Admittedly, on its face such a theory may sound naively optimistic and perhaps to a degree it is. Yet if we pause for a moment and reflect on even the last decade of ideological shifts and swings within just the United States alone, it can be observed that between the peaks and valleys an ideology’s actual, tangible power it seems quite often to lose loyalists with each decline. For an example, the relatively explosive growth of libertarian philosophy being identified as the truer form of conservative in the wake of the neoconservative Bush era speaks strongly to the desires of many a self-identified conservative to find an alternative when the failings of one orthodox form of such become apparent.
This too is observable on the left not only once, but twice in modern decades. Firstly, following what many liberals of the time such as Christopher Hitchens considered a scandalous and corporacratic Clinton administration, the left engaged in a considerable amount of ideological soul searching, seeking to identify exactly when its party the Democrats had become the establishment foot-soldiers they were. While many party loyalists who openly touted themselves as liberals increasingly became seen as centrists in what was regarded as a broader cultural shift towards conservatism, the very label of ‘liberalism’ was soon supplanted almost entirely by the re-adopted moniker of ‘progressive.’ This label itself then later evolving into the neoprogressive or regressive left we see today.
But as these shifts and swings of definition and redefinition continue playing out and do so even now with the evolution of ‘cultural libertarian,’ ‘conservatarian,’ ‘liberaltarian’ and so on, another aspect to what appears to be a modernization of political thought are the falling barriers between those who at one point would have been sworn political enemies.
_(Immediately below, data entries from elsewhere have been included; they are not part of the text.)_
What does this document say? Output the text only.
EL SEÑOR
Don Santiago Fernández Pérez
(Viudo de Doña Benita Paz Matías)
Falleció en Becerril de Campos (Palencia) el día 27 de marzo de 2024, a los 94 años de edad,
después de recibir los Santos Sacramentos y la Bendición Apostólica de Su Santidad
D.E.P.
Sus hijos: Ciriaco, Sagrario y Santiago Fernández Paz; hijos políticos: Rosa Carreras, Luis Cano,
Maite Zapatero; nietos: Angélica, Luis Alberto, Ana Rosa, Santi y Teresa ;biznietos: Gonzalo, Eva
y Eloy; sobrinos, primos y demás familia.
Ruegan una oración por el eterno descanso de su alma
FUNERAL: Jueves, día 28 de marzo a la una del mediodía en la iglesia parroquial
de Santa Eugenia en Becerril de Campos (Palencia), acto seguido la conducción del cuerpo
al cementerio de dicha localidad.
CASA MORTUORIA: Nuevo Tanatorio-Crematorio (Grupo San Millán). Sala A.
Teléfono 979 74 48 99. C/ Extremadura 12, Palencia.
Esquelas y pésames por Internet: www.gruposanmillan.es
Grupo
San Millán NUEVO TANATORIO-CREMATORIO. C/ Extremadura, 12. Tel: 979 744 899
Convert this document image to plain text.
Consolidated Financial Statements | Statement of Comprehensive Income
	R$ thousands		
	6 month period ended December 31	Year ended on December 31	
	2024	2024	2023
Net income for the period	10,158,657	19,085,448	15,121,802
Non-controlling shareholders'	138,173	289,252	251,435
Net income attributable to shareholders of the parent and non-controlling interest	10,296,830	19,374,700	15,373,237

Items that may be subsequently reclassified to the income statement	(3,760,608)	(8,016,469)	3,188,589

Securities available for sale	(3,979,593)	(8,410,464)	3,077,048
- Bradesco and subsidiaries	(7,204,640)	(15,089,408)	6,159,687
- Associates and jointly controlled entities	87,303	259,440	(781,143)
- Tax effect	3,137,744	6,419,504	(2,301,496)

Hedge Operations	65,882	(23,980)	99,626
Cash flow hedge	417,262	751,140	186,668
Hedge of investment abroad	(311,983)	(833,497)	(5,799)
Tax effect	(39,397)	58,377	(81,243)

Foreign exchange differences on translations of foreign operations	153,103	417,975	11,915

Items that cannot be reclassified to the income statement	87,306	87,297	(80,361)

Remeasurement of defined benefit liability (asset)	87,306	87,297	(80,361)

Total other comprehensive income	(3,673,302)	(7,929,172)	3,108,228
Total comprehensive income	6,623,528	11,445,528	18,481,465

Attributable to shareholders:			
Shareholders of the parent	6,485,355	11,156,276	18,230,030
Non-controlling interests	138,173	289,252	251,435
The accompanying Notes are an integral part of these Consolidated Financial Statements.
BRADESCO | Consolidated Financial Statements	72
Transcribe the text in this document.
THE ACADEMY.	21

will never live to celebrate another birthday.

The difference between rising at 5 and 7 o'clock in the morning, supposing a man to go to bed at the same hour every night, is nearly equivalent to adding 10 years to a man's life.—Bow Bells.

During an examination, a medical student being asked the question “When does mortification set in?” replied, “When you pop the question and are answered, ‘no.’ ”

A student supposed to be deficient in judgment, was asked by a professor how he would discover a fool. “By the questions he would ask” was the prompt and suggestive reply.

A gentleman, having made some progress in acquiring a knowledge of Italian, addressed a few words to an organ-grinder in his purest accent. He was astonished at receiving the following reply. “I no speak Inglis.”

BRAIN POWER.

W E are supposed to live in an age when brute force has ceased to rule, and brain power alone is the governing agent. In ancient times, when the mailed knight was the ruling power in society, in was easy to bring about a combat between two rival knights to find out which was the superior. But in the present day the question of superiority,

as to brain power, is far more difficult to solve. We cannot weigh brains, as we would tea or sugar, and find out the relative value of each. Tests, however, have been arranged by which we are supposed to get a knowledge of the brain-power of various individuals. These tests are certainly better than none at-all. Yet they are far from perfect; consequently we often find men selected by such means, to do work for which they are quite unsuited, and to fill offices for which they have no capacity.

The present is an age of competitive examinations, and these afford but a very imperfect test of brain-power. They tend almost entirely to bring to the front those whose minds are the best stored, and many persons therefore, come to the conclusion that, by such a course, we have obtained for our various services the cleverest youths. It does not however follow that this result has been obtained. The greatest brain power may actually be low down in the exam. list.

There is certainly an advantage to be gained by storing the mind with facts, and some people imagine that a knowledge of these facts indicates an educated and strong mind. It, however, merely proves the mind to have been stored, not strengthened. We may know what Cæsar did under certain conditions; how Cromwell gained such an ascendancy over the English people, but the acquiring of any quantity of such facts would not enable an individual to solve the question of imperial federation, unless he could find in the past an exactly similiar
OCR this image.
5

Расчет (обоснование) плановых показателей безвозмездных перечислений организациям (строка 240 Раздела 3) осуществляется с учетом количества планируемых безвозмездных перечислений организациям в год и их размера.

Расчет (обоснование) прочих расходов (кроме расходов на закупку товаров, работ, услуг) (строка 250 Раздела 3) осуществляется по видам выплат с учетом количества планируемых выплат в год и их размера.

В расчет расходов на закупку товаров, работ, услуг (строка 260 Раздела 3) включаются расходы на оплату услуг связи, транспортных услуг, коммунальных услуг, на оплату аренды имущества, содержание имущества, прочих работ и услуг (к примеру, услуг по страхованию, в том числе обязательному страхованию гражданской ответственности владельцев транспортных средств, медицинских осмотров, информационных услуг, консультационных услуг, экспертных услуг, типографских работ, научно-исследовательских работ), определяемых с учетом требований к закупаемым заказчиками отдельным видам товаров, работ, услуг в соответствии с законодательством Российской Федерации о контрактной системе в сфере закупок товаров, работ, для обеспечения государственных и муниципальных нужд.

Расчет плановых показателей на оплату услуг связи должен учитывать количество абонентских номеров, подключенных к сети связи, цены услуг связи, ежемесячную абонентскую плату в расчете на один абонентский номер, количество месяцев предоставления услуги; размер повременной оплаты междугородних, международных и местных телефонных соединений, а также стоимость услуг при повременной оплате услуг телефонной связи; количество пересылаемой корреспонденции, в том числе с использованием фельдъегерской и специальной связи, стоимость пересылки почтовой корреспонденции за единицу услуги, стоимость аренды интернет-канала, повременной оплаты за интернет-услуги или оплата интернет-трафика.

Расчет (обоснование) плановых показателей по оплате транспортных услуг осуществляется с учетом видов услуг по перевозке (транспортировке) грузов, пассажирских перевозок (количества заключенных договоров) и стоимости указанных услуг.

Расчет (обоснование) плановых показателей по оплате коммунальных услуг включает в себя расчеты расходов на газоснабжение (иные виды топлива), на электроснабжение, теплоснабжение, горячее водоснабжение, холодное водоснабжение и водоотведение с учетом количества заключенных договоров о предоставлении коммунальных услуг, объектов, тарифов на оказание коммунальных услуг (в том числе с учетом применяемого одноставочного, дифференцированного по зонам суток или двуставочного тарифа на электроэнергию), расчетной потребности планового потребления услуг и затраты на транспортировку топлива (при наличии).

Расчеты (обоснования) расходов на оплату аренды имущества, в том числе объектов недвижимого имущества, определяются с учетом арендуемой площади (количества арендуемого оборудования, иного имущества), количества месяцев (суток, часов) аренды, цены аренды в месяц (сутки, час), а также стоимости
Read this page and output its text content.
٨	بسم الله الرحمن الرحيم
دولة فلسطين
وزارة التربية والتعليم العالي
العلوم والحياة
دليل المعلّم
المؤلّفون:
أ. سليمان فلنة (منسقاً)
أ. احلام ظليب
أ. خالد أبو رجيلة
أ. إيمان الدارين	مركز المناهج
Though not a cause, the consumer revolt and eventual culture war front that is and was #GamerGate can largely be seen as something of a catalyst to this new dialogue. In the pitting of an unapologetic gamer subculture against a media rife with corruption, collusion and political agendas it served both to bring elements of left and right together in a common struggle, while also creating, or at least activating veritable armies of new free speech and ethics advocates.
Yet even within these circles of allied forces, dedicated to stemming the rising tide of the regressive left with its demands for censorship and online brown-shirt style public shaming tactics, there remain deep divisions in respect to the principles and ideals of those making up the coalitions. While such has led to conflagrations between factions, such as the emerging alt-right and progressives of a less radical disposition, the overall tone of debates once held as shouting matches has now subsided largely into civil, spirited and often friendly debates between what are now often friends. In these, concessions to points made in opposition to a speakers given beliefs are increasingly seen as signs of true open mindedness, as opposed to otherwise being viewed as ideological or intellectual weakness.
Within this and within the minds of many a writer and thinker –including many of those bringing thoughts to you here at The Rationalists- have begun themselves to evolve, considering notions once seen as antithetical to their understanding of what was right and good on a deeper level and incorporating such into their broader understandings. Perhaps in the bullishness and strident absolutism of the social justice regressive left, those of calmer, less reactionary minds have been given cause to challenge and reevaluate their notions even more than they had before. Alternately, perhaps due to a generation growing up in an information age wherein observing the rises and declines of ideological hegemonies and fringe movements going mainstream was an almost daily occurrence, the appeal of singular schools of thought offering supposedly comprehensive truths became less alluring.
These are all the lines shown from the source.